I am familiar with almost all of the information in this article as I have been learning about IEPs extensively for the past year. However, I was able to refresh my memory about timelines for actions that must be taken in the IEP process, such as “An initial IEP (the first one) must be in place within 30 days of the evaluation meeting determining eligibility.” Through this article, I was also connected with several other resources that can help me advance my knowledge of the IEP process. It is important for me as a Resource Specialist to understand this process, not only because it is my job, but in order to educate my students about IEPs and how they can contribute to their own.

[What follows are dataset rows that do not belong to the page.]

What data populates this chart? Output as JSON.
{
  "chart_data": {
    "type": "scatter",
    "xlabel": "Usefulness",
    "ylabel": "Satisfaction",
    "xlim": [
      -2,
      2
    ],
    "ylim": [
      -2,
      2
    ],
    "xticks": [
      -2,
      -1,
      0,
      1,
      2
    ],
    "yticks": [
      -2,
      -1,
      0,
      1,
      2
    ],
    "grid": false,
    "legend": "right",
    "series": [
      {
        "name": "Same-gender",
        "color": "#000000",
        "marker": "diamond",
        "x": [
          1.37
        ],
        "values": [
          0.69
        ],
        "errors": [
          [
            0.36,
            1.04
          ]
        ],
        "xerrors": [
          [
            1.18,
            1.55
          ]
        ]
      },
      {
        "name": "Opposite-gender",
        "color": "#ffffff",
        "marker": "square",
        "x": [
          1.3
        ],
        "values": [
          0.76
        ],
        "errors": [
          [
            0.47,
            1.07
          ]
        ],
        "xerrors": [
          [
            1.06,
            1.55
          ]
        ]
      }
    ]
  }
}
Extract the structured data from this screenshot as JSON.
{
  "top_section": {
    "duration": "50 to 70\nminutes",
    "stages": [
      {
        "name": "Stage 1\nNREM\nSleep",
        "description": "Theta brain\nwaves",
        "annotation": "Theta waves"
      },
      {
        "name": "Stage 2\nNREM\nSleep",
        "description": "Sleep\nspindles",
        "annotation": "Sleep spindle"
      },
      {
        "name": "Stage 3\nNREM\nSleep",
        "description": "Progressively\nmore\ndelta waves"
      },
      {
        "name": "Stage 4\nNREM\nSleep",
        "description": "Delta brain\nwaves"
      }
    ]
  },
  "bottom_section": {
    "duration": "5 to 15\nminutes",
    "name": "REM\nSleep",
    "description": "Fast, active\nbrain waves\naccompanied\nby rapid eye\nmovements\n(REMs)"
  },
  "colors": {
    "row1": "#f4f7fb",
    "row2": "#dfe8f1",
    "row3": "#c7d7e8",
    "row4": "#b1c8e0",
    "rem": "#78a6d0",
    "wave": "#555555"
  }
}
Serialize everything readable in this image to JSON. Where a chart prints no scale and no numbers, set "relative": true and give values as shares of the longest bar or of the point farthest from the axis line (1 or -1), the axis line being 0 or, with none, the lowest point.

Read the article: Celebrity Spotlight: How Michael Phelps’ ADHD Helped Him Make Olympic History
Team, T. U. (n.d.). Celebrity Spotlight: How Michael Phelps’ ADHD Helped Him Make Olympic History. Retrieved June 19, 2017, from https://www.understood.org/en/learning-attention-issues/personal-stories/famous-people/celebrity-spotlight-how-michael-phelps-adhd-helped-him-make-olympic-history
This article gives a brief outline of the life of Michael Phelps, the most decorated Olympian in history, and his experience with ADHD. Phelps remembers having a “bumpy” childhood during which he struggled greatly with inattention and loved being the center of attention. Humorous anecdotes were given about some of the antics Phelps would perform in order to get a reaction out of people. Around the age of 7, Phelps started swimming at a club with his sisters. Contrary to what some might assume, Phelps initially loathed swimming. Eventually, however, he found his comfort zone and by age 10, was a nationally ranked swimmer. It wasn’t until 6th grade that he was diagnosed with ADHD. In 2000, Phelps swam in his first Olympics at age 15 and has medaled at every summer Olympic event since.

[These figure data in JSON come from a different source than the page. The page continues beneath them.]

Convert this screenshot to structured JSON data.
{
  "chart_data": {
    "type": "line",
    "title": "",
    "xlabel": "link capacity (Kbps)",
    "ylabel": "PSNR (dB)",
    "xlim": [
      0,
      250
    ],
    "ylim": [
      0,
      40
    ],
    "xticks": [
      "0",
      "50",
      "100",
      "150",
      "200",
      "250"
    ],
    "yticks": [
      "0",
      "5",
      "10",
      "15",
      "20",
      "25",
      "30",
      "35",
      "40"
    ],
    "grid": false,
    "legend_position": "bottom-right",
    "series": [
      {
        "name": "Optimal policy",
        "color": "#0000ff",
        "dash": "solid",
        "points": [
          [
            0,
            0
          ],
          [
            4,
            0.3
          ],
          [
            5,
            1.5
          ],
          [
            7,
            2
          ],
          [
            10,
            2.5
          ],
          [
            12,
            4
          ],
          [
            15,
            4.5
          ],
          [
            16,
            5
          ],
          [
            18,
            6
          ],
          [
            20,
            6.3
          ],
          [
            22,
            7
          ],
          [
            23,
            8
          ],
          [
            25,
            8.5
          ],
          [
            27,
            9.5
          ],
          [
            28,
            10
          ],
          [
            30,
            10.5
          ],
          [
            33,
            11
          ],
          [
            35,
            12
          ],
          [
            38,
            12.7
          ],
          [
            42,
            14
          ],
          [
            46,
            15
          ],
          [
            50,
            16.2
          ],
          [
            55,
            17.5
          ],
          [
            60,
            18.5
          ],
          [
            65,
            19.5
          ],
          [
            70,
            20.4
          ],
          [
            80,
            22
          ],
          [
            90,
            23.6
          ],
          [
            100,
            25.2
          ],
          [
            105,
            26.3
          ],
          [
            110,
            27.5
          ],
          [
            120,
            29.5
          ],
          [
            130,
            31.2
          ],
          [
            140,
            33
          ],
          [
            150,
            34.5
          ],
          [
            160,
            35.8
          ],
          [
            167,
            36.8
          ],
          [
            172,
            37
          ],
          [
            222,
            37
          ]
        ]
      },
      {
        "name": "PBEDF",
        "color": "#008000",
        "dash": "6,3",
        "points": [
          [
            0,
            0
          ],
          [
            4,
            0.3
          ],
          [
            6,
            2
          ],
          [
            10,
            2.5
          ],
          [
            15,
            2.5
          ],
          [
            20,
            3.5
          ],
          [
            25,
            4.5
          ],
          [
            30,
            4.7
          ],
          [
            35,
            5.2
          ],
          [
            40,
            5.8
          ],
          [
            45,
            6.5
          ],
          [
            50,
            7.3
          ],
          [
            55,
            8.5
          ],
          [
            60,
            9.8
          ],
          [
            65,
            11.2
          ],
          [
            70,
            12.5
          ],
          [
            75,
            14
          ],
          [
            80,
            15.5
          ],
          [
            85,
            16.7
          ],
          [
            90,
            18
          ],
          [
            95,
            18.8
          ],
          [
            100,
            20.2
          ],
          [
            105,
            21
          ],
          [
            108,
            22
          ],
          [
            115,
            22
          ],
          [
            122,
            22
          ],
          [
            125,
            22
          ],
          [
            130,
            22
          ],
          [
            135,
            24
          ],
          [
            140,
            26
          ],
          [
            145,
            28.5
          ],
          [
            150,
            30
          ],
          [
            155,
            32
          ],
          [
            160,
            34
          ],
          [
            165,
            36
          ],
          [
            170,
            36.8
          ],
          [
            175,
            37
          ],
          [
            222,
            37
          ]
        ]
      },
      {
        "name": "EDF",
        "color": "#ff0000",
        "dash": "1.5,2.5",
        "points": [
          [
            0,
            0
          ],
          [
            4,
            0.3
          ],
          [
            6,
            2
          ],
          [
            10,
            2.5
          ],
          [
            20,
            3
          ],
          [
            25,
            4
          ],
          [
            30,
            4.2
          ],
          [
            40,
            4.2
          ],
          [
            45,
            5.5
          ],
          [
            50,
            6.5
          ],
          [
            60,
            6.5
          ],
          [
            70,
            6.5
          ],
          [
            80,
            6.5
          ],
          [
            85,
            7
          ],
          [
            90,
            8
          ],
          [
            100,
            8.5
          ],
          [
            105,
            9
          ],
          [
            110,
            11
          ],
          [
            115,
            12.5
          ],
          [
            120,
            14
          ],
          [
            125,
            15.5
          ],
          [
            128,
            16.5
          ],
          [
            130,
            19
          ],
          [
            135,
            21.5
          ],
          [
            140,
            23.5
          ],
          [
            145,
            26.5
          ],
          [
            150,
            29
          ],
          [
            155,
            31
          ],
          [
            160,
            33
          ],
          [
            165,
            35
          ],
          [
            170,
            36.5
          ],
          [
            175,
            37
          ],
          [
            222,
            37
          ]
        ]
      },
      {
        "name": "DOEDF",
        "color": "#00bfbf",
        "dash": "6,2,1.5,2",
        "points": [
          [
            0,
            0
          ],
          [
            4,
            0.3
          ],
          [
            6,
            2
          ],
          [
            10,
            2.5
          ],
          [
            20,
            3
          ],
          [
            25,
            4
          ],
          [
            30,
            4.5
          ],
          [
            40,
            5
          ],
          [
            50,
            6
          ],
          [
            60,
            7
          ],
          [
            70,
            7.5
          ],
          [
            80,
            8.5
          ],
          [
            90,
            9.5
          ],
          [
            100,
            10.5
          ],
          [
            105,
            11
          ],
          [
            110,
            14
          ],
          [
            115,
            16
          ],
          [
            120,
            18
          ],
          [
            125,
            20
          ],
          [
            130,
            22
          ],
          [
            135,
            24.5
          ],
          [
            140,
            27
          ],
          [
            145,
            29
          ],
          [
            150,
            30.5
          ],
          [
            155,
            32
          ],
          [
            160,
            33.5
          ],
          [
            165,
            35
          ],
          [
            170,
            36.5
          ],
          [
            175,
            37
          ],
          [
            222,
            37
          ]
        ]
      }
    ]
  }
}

One thing that I learned from this article is that in some situations and for some individuals, having ADHD can enhance performance. In Phelps’ case, swimming helped his mind “slow down” and made him feel more in control of himself than when he was sitting in a classroom. He had so much energy that he could swim for three hours every day after school, which undoubtedly helped him to quickly become a great swimmer. Another thing I learned is that aside from being the most decorated Olympian of all time, Phelps has started a foundation with the hopes that he can convert the pool into an outlet for other kids with ADHD and learning issues. This resource has provided me with an initial look into the life of a very successful young individual who has used his self-awareness to propel him to greatness.